Erste Veröffentlichungen erfolgten in Literaturzeitschriften. 1973 erschienen im Salzburger Otto Müller Verlag der Gedichtband In der Sprache der Inseln und im Europa Verlag (Wien) der Prosaband Baum in O. Im Jahr darauf veröffentlichte Schutting erstmals im Residenz Verlag (Salzburg) und gehört seither zu dessen Hausautoren. Weitere Buchveröffentlichungen erfolgten im Styria (Graz), bei Droschl (Graz), Jung und Jung (Salzburg) und anderen Verlagen.
Bis zu seiner Geschlechtsangleichung im Jahr 1989 lebte er als Jutta Schutting. Über seinen damaligen Verlag ließ er erklären, „er suche mit diesem Schritt ‚Übereinstimmung mit meinem lebenslangen Selbstgefühl‘.“[2] Seitdem lebt und publiziert Schutting unter seinem Namen Julian Schutting als freier Schriftsteller in Wien.[3]
Schuttings Werk umfasst Prosa, Lyrik und sprachphilosophische Abhandlungen. Ein Teilvorlass, bestehend aus Manuskripten, Arbeitsunterlagen und persönlichen Sammlungsstücken, wurde 2016 dem Archiv der Zeitgenossen in Krems übergeben.[4] Der Autor ist Mitglied der Grazer Autorenversammlung.
Auszeichnungen
- 1971: Österreichischer Förderungspreis für Literatur in der Sparte „Lyrik“
- 1973: Förderungspreis des Landes Niederösterreich
- 1974: Förderungspreis der Stadt Wien
- 1974: Kulturpreis der Stadt Amstetten
- 1981: Österreichischer Würdigungspreis für Literatur
- 1984: Anton-Wildgans-Preis
- 1988: Preis der Stadt Wien für Literatur
- 1989: Georg-Trakl-Preis für Lyrik
- 1997: Ehrenzeichen in Gold für Verdienste um das Land Wien
- 2013: Buchpreis der Salzburger Wirtschaft; Verleihung am 7. November 2013[5]
- 2015: Gert-Jonke-Preis[3]
- 2022: H. C. Artmann-Preis[6]
Werke (Auswahl)
Bis März 2015 veröffentlichte Schutting mehr als 40 Bücher (Der Standard[3]) nach anderer Quelle im Jahr Oktober 2007 seien es „seit seinem Debüt in den frühen 1970er Jahren“ (Radio Ö1 des ORF[2]) an die 50 Bücher gewesen.
1970er Jahre
- Baum in O. Prosatexte, Erzählungen.

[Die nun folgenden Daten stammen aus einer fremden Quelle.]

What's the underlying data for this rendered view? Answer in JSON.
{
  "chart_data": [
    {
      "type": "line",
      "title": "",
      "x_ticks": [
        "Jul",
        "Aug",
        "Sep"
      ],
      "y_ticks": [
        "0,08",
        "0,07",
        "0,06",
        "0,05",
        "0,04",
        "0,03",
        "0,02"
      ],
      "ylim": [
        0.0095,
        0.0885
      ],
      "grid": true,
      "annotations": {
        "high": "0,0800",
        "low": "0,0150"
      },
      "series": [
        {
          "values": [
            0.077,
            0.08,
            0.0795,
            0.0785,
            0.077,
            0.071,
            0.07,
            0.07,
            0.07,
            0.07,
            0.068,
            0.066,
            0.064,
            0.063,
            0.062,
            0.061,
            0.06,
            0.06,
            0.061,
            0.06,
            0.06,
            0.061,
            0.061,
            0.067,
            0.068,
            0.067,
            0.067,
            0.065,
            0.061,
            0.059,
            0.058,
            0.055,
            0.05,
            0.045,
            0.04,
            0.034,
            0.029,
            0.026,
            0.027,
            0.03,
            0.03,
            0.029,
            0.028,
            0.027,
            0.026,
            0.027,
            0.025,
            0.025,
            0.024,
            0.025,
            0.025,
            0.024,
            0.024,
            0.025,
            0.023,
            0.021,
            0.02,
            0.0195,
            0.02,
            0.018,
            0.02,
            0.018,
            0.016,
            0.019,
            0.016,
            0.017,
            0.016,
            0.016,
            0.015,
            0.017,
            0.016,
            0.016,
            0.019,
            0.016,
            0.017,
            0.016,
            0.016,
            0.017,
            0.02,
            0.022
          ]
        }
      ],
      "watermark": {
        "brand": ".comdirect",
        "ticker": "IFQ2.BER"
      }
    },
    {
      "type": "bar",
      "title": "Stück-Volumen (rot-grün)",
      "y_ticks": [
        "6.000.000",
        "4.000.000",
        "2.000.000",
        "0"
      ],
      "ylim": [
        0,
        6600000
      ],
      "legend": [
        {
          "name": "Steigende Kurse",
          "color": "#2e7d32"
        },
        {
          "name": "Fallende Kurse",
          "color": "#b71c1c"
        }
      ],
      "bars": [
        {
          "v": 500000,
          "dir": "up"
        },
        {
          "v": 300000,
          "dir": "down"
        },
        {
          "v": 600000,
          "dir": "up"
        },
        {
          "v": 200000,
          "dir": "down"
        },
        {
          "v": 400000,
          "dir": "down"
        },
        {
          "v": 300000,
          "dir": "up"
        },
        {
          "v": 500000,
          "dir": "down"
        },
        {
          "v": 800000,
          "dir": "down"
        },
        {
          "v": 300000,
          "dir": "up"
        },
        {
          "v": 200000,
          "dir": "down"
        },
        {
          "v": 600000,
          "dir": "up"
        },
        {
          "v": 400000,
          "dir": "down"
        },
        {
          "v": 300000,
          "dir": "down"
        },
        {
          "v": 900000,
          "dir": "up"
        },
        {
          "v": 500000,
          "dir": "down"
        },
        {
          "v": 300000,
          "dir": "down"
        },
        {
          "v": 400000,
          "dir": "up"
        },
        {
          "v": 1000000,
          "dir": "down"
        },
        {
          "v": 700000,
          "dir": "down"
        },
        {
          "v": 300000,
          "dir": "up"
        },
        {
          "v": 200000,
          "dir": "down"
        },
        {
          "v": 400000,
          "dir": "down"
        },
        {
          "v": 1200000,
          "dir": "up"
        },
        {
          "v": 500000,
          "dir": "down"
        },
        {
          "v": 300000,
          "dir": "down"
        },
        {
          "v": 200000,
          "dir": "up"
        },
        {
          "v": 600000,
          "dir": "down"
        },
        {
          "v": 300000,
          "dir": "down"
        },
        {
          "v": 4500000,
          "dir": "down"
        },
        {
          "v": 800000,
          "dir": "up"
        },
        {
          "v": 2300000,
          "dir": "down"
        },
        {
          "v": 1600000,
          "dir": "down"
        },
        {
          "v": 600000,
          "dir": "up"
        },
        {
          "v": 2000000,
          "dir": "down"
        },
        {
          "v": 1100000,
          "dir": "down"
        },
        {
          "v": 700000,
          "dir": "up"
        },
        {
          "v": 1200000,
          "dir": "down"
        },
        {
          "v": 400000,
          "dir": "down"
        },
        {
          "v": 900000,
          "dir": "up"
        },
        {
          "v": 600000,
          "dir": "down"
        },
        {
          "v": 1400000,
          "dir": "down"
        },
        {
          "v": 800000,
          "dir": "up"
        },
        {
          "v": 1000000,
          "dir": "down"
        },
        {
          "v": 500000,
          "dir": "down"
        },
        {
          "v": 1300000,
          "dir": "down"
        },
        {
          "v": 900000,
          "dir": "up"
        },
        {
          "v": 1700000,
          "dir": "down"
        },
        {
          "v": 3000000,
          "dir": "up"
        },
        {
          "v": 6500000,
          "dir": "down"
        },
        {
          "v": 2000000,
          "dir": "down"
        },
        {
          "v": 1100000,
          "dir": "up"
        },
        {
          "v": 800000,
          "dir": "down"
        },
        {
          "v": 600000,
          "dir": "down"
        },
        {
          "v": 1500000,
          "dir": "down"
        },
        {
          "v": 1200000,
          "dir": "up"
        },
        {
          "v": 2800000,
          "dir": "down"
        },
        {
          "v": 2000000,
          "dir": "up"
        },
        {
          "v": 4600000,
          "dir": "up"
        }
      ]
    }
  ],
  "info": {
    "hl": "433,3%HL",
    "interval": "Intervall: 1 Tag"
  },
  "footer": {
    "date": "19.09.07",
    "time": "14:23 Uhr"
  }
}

Europaverlag, Wien 1973, ISBN 3-203-50455-3.
- In der Sprache der Inseln. Gedichte. Mit einem Nachwort von Ernst Schönwiese. Otto Müller Verlag, Salzburg 1973, ISBN 3-7013-0481-5.
- Tauchübungen. Prosa. Residenz Verlag, Salzburg 1974, ISBN 3-7017-0094-X.
- Parkmord. Erzählungen. Residenz Verlag, Salzburg 1975, ISBN 3-7017-0124-5.
- Lichtungen. Gedichte. Otto Müller Verlag, Salzburg 1976, ISBN 3-7013-0533-1.
- Sistiana. Erzählungen. Residenz Verlag, Salzburg 1976, ISBN 3-7017-0165-2 (Ungekürzte Ausgabe. (= dtv. 6304 Neue Reihe.). Deutscher Taschenbuch-Verlag, München 1980, ISBN 3-423-06304-1).
- Steckenpferde. Rhombus, Wien 1977, ISBN 3-85394-004-8.
- Am Morgen vor der Reise. Die Geschichte zweier Kinder. Residenz Verlag, Salzburg 1978, ISBN 3-7017-0193-8.
- Salzburg retour. Trauermusik: Thema und Variationen. Styria, Graz u. a. 1978, ISBN 3-222-11081-3.
- mit Johann Kräftner: Tür + Tor. Niederösterreichisches Pressehaus, St. Pölten 1979 (= Elemente der Architektur, Bd. 1)
1980er Jahre
- Der Vater. Erzählungen. Residenz Verlag, Salzburg u. a. 1980, ISBN 3-7017-0244-6.
- Der Wasserbüffel. Geschichten aus der Provinz. Residenz Verlag, Salzburg u. a. 1981, ISBN 3-7017-0281-0.
- Liebesgedichte. Residenz Verlag, Salzburg u. a. 1982, ISBN 3-7017-0321-3.
- Liebesroman. Residenz Verlag, Salzburg u. a. 1983, ISBN 3-7017-0349-3.
- Das Herz eines Löwen. Betrachtungen. Residenz Verlag, Salzburg u. a. 1985, ISBN 3-7017-0409-0.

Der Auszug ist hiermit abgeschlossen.